Kriegsbeil begraben

Kompromiss im Champagner-Streit

Text: Arthur Wirtzfeld | Veröffentlicht: 20. August 2020


FRANKREICH (Paris) – Kurz vor Erntebeginn ist ein Champagner-Streit in Frankreich beigelegt worden – siehe meinen Beitrag: „Harter Champagner-Disput in Frankreich“. Winzer und Produzenten einigten sich gegen alle Erwartungen gestern (Dienstag 18. August) auf die diesjährige Erntemenge für die Trauben, aus denen der Schaumwein gekeltert wird. Sie legten dafür eine Höchstmenge von 8000 Kilogramm pro Hektar fest, wie der Winzerverband SGV mitteilte. Das entspricht 230 Millionen Flaschen Champagner. Knapp ist die Region damit einem Aufstand der Winzer entgangen, die dennoch mit dem Kompromiss verhohlen hadern.

Wegen des Absatzeinbruchs infolge der Corona-Krise hatten die großen Champagner-Produzenten mit Marken wie Veuve Clicquot oder Pommery eine deutliche Reduzierung der Erntemenge verlangt. Die Winzer fürchteten den Ruin. Die nun vereinbarte Menge liegt rund 20 Prozent unter der des Vorjahres. Dennoch ist es eine der niedrigsten Grenzen der letzten Zeit, mit Erträgen von 10.200kg/ha im Jahr 2019 und 10.800kg/ha im Jahr 2018.

Der Präsident des Winzerverbands, Maxime Toubard, sprach dennoch von einer „gerechten“ Entscheidung. Auch der Vorsitzende des Verbands der Champagnehäuser, Jean-Marie Barillère, äußerte sich zufrieden. Freuen können sich demnach auch die Champagner-Trinker: Der Jahrgang 2020 verspreche wegen der vielen Sonne „außergewöhnlich“ gut zu werden, betonte der Winzerverband.

„Die namhaften Champagner-Häuser sind der wirtschaftliche Motor der Region und für mehr als 70 Prozent des Gesamtumsatzes verantwortlich", heisst es seitens der Produzentenverbandes UMC. Allerdings besitzen die Häuser nur 10 Prozent der für Champagner gesetzlich bestimmten Rebflächen – sie sind somit abhängig von den Traubenlieferanten, was letztlich auch zum Kompromiss führte.

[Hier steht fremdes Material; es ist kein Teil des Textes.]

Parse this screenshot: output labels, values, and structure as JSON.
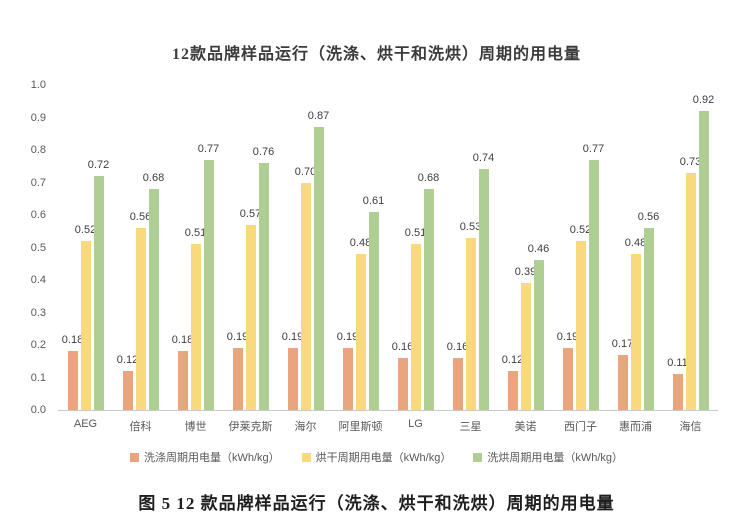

Überall gute bis beste Traubenqualität

Die Weinlese in der diesjährigen Ernte begann offiziell am 17. August, zwei Wochen vor dem durchschnittlichen Starttermin im vergangenen Jahrzehnt, so die UMC. Die vegetativen Bedingungen können sich allerdings noch ändern, aber einige Häuser haben bereits einen positiven Ton in Sachen Traubenqualität angeschlagen. „Die Reben sind in jedem Gebiet in einem guten Gesundheitszustand", bestätigt Vitalie Taittinger, von Champagne Taittinger. „Das Profil dieses heißen, trockenen Jahres deckt sich mit dem, was wir in den Jahren 2018 und 2019 erlebt haben. Auch da waren die Bedingungen gut und die Ernten wurden weniger durch klimatische Zwischenfälle wie Frost und Hagel beeinträchtigt.“

Mein Portrait und Interview über und mit Vitalie Taittinger lesen sie hier: „Das Champagner Start-Up

Kritik der Verbände

In der aktuellen Erklärung der UMC heisst es unter anderem, dass „rund 100.000 saisonale Traubenpflücker in Übereinstimmung mit den neuesten Gesundheitsvorschriften und den Empfehlungen der französischen Regierung beschäftigt und untergebracht werden können“ und betont, dass „Fehlen einer angemessenen Antwort“ in Sachen Unterstützung von französischen Behörden zur Bewältigung der Pandemie. Mit der Kritik steht die UMC nicht allein. Mehrere Winzerverbände in ganz Frankreich, darunter der Verband der Winzer in der Champagne (SGV), haben die Regierung kritisiert, weil sie aus ihrer Sicht dem Weinsektor nicht genügend finanzielle Unterstützung gewährt.